Usually when a company claims that their video game console is practically a supercomputer in itself those of us with half a brain just write it off as so much marketing hyperbole, but in the case of Sony’s PS3 it’s kind of true:
As the architect of this research, Dr. Gaurav Khanna is employing his so-called “gravity grid” of PS3s to help measure these theoretical gravity waves—ripples in space-time that travel at the speed of light—that Einstein’s Theory of Relativity predicted would emerge when such an event takes place.
It turns out that the PS3 is ideal for doing precisely the kind of heavy computational lifting Khanna requires for his project, and the fact that it’s a relatively open platform makes programming scientific applications feasible.
“The interest in the PS3 really was for two main reasons,” explains Khanna, an assistant professor at the University of Massachusetts, Dartmouth who specializes in computational astrophysics. “One of those is that Sony did this remarkable thing of making the PS3 an open platform, so you can in fact run Linux on it and it doesn’t control what you do.”

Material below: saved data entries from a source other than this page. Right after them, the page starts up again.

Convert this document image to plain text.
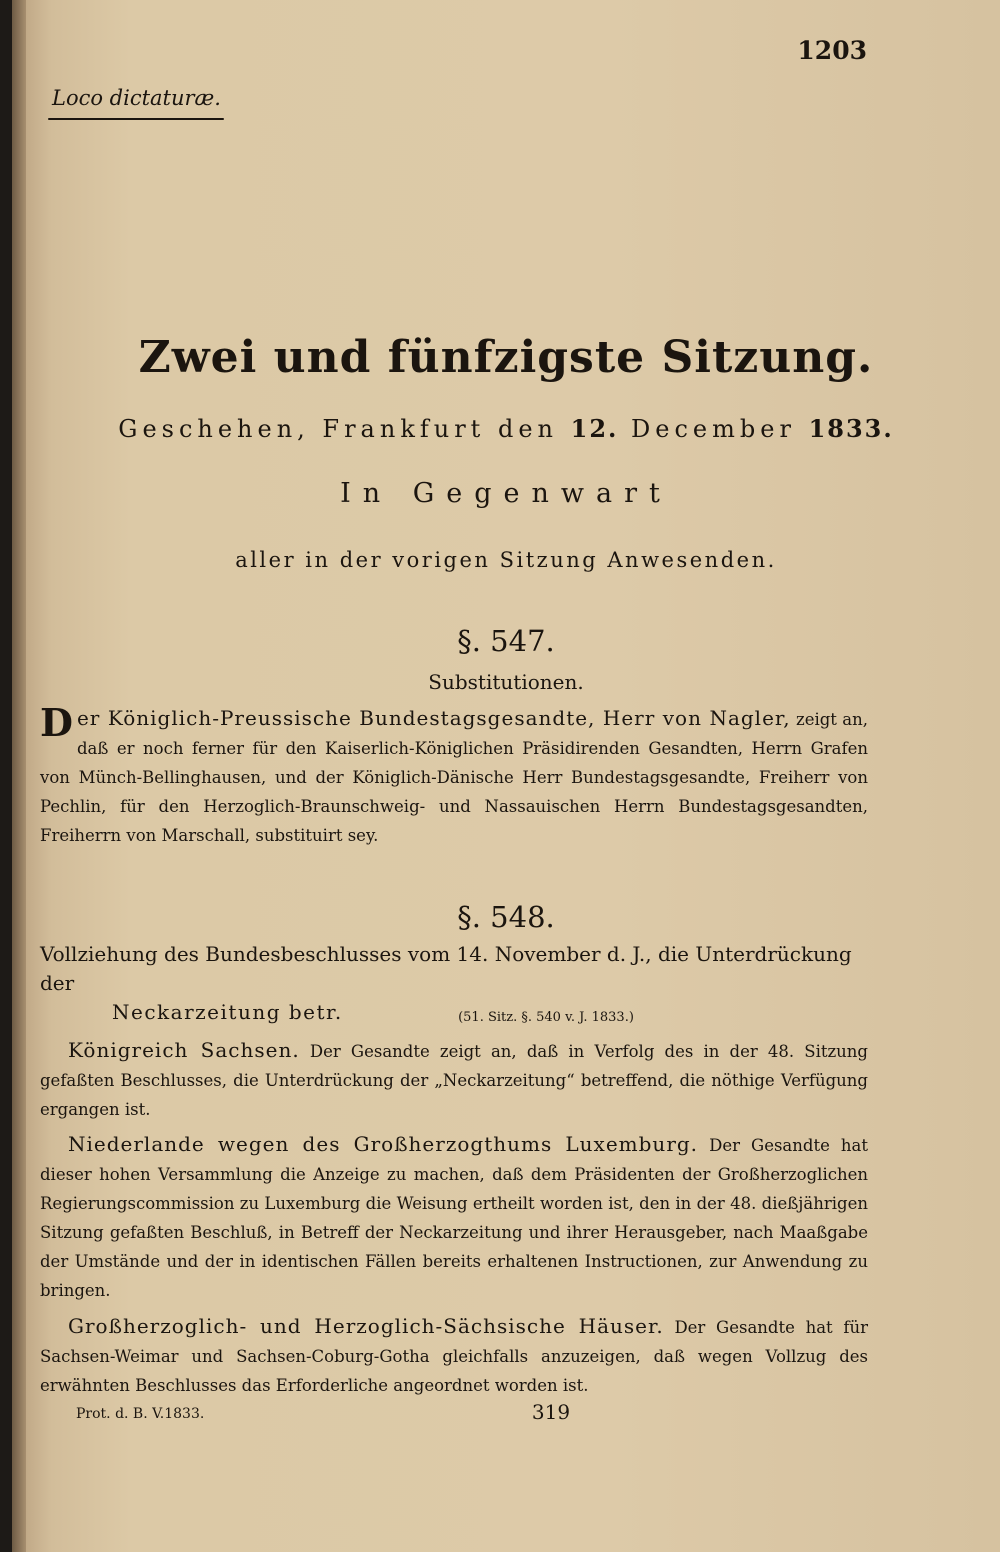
1203
Loco dictaturæ.
Zwei und fünfzigste Sitzung.
Geschehen, Frankfurt den 12. December 1833.
In Gegenwart
aller in der vorigen Sitzung Anwesenden.
§. 547.
Substitutionen.
D er Königlich-Preussische Bundestagsgesandte, Herr von Nagler, zeigt an, daß er noch ferner für den Kaiserlich-Königlichen Präsidirenden Gesandten, Herrn Grafen von Münch-Bellinghausen, und der Königlich-Dänische Herr Bundestagsgesandte, Freiherr von Pechlin, für den Herzoglich-Braunschweig- und Nassauischen Herrn Bundestagsgesandten, Freiherrn von Marschall, substituirt sey.
§. 548.
Vollziehung des Bundesbeschlusses vom 14. November d. J., die Unterdrückung der
Neckarzeitung betr.	(51. Sitz. §. 540 v. J. 1833.)
Königreich Sachsen. Der Gesandte zeigt an, daß in Verfolg des in der 48. Sitzung gefaßten Beschlusses, die Unterdrückung der „Neckarzeitung“ betreffend, die nöthige Verfügung ergangen ist.
Niederlande wegen des Großherzogthums Luxemburg. Der Gesandte hat dieser hohen Versammlung die Anzeige zu machen, daß dem Präsidenten der Großherzoglichen Regierungscommission zu Luxemburg die Weisung ertheilt worden ist, den in der 48. dießjährigen Sitzung gefaßten Beschluß, in Betreff der Neckarzeitung und ihrer Herausgeber, nach Maaßgabe der Umstände und der in identischen Fällen bereits erhaltenen Instructionen, zur Anwendung zu bringen.
Großherzoglich- und Herzoglich-Sächsische Häuser. Der Gesandte hat für Sachsen-Weimar und Sachsen-Coburg-Gotha gleichfalls anzuzeigen, daß wegen Vollzug des erwähnten Beschlusses das Erforderliche angeordnet worden ist.
Prot. d. B. V.1833.	319
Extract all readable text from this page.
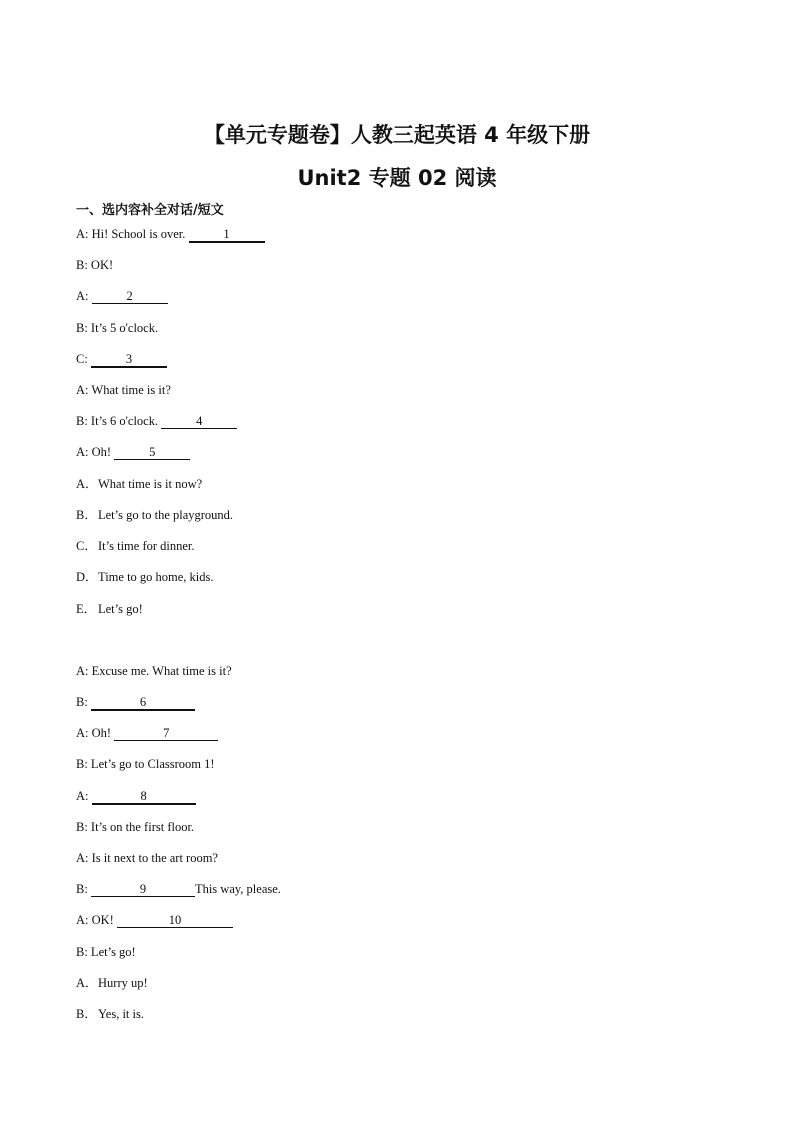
【单元专题卷】人教三起英语 4 年级下册
Unit2 专题 02 阅读
一、选内容补全对话/短文
A: Hi! School is over.	1
B: OK!
A:	2
B: It’s 5 o'clock.
C:	3
A: What time is it?
B: It’s 6 o'clock.	4
A: Oh!	5
A．What time is it now?
B．Let’s go to the playground.
C．It’s time for dinner.
D．Time to go home, kids.
E． Let’s go!
A: Excuse me. What time is it?
B:	6
A: Oh!	7
B: Let’s go to Classroom 1!
A:	8
B: It’s on the first floor.
A: Is it next to the art room?
B:	9	This way, please.
A: OK!	10
B: Let’s go!
A．Hurry up!
B．Yes, it is.
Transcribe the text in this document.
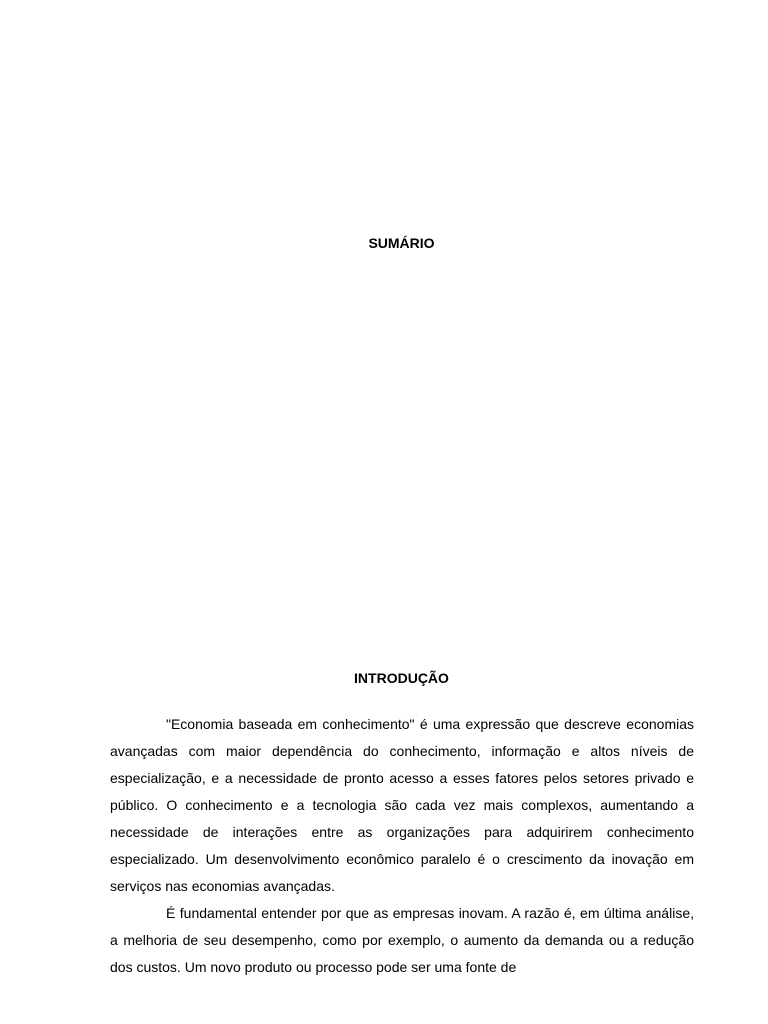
SUMÁRIO
INTRODUÇÃO

"Economia baseada em conhecimento" é uma expressão que descreve economias avançadas com maior dependência do conhecimento, informação e altos níveis de especialização, e a necessidade de pronto acesso a esses fatores pelos setores privado e público. O conhecimento e a tecnologia são cada vez mais complexos, aumentando a necessidade de interações entre as organizações para adquirirem conhecimento especializado. Um desenvolvimento econômico paralelo é o crescimento da inovação em serviços nas economias avançadas.

É fundamental entender por que as empresas inovam. A razão é, em última análise, a melhoria de seu desempenho, como por exemplo, o aumento da demanda ou a redução dos custos. Um novo produto ou processo pode ser uma fonte de
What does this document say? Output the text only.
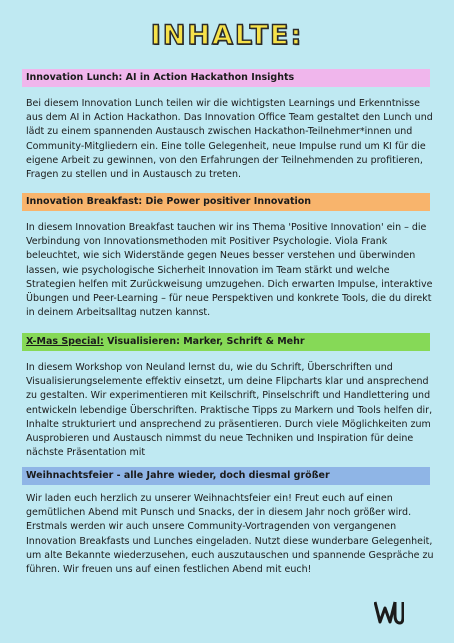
INHALTE:
Innovation Lunch: AI in Action Hackathon Insights
Bei diesem Innovation Lunch teilen wir die wichtigsten Learnings und Erkenntnisse aus dem AI in Action Hackathon. Das Innovation Office Team gestaltet den Lunch und lädt zu einem spannenden Austausch zwischen Hackathon-Teilnehmer*innen und Community-Mitgliedern ein. Eine tolle Gelegenheit, neue Impulse rund um KI für die eigene Arbeit zu gewinnen, von den Erfahrungen der Teilnehmenden zu profitieren, Fragen zu stellen und in Austausch zu treten.
Innovation Breakfast: Die Power positiver Innovation
In diesem Innovation Breakfast tauchen wir ins Thema 'Positive Innovation' ein – die Verbindung von Innovationsmethoden mit Positiver Psychologie. Viola Frank beleuchtet, wie sich Widerstände gegen Neues besser verstehen und überwinden lassen, wie psychologische Sicherheit Innovation im Team stärkt und welche Strategien helfen mit Zurückweisung umzugehen. Dich erwarten Impulse, interaktive Übungen und Peer-Learning – für neue Perspektiven und konkrete Tools, die du direkt in deinem Arbeitsalltag nutzen kannst.
X-Mas Special: Visualisieren: Marker, Schrift & Mehr
In diesem Workshop von Neuland lernst du, wie du Schrift, Überschriften und Visualisierungselemente effektiv einsetzt, um deine Flipcharts klar und ansprechend zu gestalten. Wir experimentieren mit Keilschrift, Pinselschrift und Handlettering und entwickeln lebendige Überschriften. Praktische Tipps zu Markern und Tools helfen dir, Inhalte strukturiert und ansprechend zu präsentieren. Durch viele Möglichkeiten zum Ausprobieren und Austausch nimmst du neue Techniken und Inspiration für deine nächste Präsentation mit
Weihnachtsfeier - alle Jahre wieder, doch diesmal größer
Wir laden euch herzlich zu unserer Weihnachtsfeier ein! Freut euch auf einen gemütlichen Abend mit Punsch und Snacks, der in diesem Jahr noch größer wird. Erstmals werden wir auch unsere Community-Vortragenden von vergangenen Innovation Breakfasts und Lunches eingeladen. Nutzt diese wunderbare Gelegenheit, um alte Bekannte wiederzusehen, euch auszutauschen und spannende Gespräche zu führen. Wir freuen uns auf einen festlichen Abend mit euch!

He also says that the console’s Cell processor, co-developed by Sony, IBM and Toshiba, can deliver massive amounts of power, comparable even to that of a supercomputer—if you know how to optimize code and have a few extra consoles lying around that you can string together.
“The PS3/Linux combination offers a very attractive cost-performance solution whether the PS3s are distributed (like Sony and Stanford’s Folding@home initiative) or clustered together (like Khanna’s), says Sony’s senior development manager of research and development, Noam Rimon.
In the past the good doctor has had to rely on grants from the NSF to purchase time on supercomputers at upwards of $5,000 per program session. In comparison buying eight 60GB PS3s is just a $3,200 investment except he didn’t think the NSF would give a grant to buy a bunch of game consoles. So he did a little work on his code and showed it to Sony and talked them into donating the PS3s he needed which is probably a great marketing move on Sony’s part.
“Once I was able to get to the point that I had this kind of performance from a single PS3, I think that’s when Sony started paying attention,” Khanna says of his optimized code.
Khanna says that his gravity grid has been up and running for a little over a month now and that, crudely speaking, his eight consoles are equal to about 200 of the supercomputing nodes he used to rely on.
“Basically, it’s almost like a replacement,” he says. “I don’t have to use that supercomputer anymore, which is a good thing.”
“For the same amount of money—well, I didn’t pay for it, but even if you look into the amount of funding that would go into buying something like eight PS3s—for the same amount of money I can do these runs indefinitely.”
I wonder how long it’ll be before Sony starts packing up what amounts to a standard PS3 in a less flashy case to offer to research scientists looking for a low-cost high-performance computing solution. It may be that even if the PS3 isn’t on top of the video game sales charts this generation that Sony could still make a tidy profit off of it if they play their cards right.